Kyle D. Brown, Director
|Juan Araya, Lyle Center
Ed Bobich, Biological Sciences
Kristen Conway-Gomez, Geography and Anthropology
Pablo La Roche, Architecture
Denise Lawrence, Architecture
Yam Lee, Chemical Engineering
Jeff Marshall, Geological Sciences
|Jerry Mitchell, Urban and Regional Planning
Lisa Nelson, Political Science
Dorothy Wills, Anthropology
Richard Willson, Urban and Regional Planning
Hofu Wu, Architecture
Lin Wu, Geography and Anthropology
Terry Young, Geography and Anthropology
The mission of the John T. Lyle Center for Regenerative Studies is to advance the principles of environmentally sustainable living through education, research, demonstration and community outreach. The Lyle Center uses the term "regenerative" to emphasize the development of systems that restore and revitalize themselves, ensuring a sustainable future. Students in regenerative studies courses are challenged to assess the impact of society on the environment, and consider how communities can be supported by healthy, functioning natural systems that are improved, rather than degraded by our presence.
Situated on 16 acres within the Cal Poly Pomona campus, the Lyle Center is designed to serve as a living laboratory and center for teaching and research related to environmentally sustainable living. The Center showcases a wide array of regenerative principles, including passive-solar building design, solar energy technology, organic agriculture, and native plant community restoration. Students have the opportunity to reside and/or work at the Center. The Lyle Center has earned an international reputation for its innovative educational programs that focus on hands-on activities, and has hosted visiting scholars and students from around the world.

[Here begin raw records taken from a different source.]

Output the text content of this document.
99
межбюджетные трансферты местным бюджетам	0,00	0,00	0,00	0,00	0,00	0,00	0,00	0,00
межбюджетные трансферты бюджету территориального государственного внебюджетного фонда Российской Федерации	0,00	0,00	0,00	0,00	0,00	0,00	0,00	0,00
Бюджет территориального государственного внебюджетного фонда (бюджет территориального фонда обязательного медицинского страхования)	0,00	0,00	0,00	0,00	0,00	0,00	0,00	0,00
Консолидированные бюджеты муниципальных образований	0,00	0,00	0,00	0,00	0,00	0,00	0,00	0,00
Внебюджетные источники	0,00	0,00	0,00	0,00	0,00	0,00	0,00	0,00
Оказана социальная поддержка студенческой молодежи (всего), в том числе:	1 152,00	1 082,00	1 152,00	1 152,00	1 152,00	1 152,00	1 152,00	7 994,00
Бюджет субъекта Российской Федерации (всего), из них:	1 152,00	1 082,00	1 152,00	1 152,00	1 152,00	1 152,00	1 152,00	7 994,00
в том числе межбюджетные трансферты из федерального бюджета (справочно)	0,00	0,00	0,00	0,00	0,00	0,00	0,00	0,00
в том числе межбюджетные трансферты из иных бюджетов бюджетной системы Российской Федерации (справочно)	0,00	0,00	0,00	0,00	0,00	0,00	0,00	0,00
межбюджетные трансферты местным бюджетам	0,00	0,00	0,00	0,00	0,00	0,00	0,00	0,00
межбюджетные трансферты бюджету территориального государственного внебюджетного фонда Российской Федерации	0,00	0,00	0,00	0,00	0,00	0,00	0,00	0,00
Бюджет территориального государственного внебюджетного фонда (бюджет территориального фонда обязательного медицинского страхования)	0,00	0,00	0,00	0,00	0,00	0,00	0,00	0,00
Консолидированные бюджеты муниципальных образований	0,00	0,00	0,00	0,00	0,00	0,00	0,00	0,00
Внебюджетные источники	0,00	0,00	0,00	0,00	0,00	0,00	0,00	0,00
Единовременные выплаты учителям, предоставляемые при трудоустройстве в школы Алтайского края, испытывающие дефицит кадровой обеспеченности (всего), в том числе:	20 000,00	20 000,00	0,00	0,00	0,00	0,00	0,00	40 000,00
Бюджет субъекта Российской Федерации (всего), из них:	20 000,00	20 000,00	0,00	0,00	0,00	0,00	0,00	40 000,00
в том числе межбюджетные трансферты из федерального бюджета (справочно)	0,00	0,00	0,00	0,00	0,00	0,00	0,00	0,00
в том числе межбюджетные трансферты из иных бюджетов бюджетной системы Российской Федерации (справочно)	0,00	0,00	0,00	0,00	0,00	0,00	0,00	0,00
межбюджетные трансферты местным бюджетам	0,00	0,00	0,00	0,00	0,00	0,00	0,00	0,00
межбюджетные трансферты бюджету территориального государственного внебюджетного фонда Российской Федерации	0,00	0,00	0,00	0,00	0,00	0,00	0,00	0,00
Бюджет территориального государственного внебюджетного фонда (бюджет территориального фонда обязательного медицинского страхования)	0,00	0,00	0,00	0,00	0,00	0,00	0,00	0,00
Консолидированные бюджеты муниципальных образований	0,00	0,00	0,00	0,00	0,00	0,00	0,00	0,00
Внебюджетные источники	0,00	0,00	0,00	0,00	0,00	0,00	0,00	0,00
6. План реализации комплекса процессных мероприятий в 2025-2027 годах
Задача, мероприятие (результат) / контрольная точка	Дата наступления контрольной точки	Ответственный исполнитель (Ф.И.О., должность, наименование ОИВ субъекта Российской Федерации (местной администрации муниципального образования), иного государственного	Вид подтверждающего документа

The Lyle Center offers unique interdisciplinary education through its undergraduate minor program, which prepares students to integrate regenerative theories and practices into a wide variety of professional fields. A series of 300-level courses provides a basic introduction to regenerative principles and can be used by all undergraduate students in the University to fulfill a number of general education requirements. More advanced 400 level courses can be used as directed electives. Please check with faculty regarding prerequisites: these can be waived based on previous experience or knowledge of the individual student.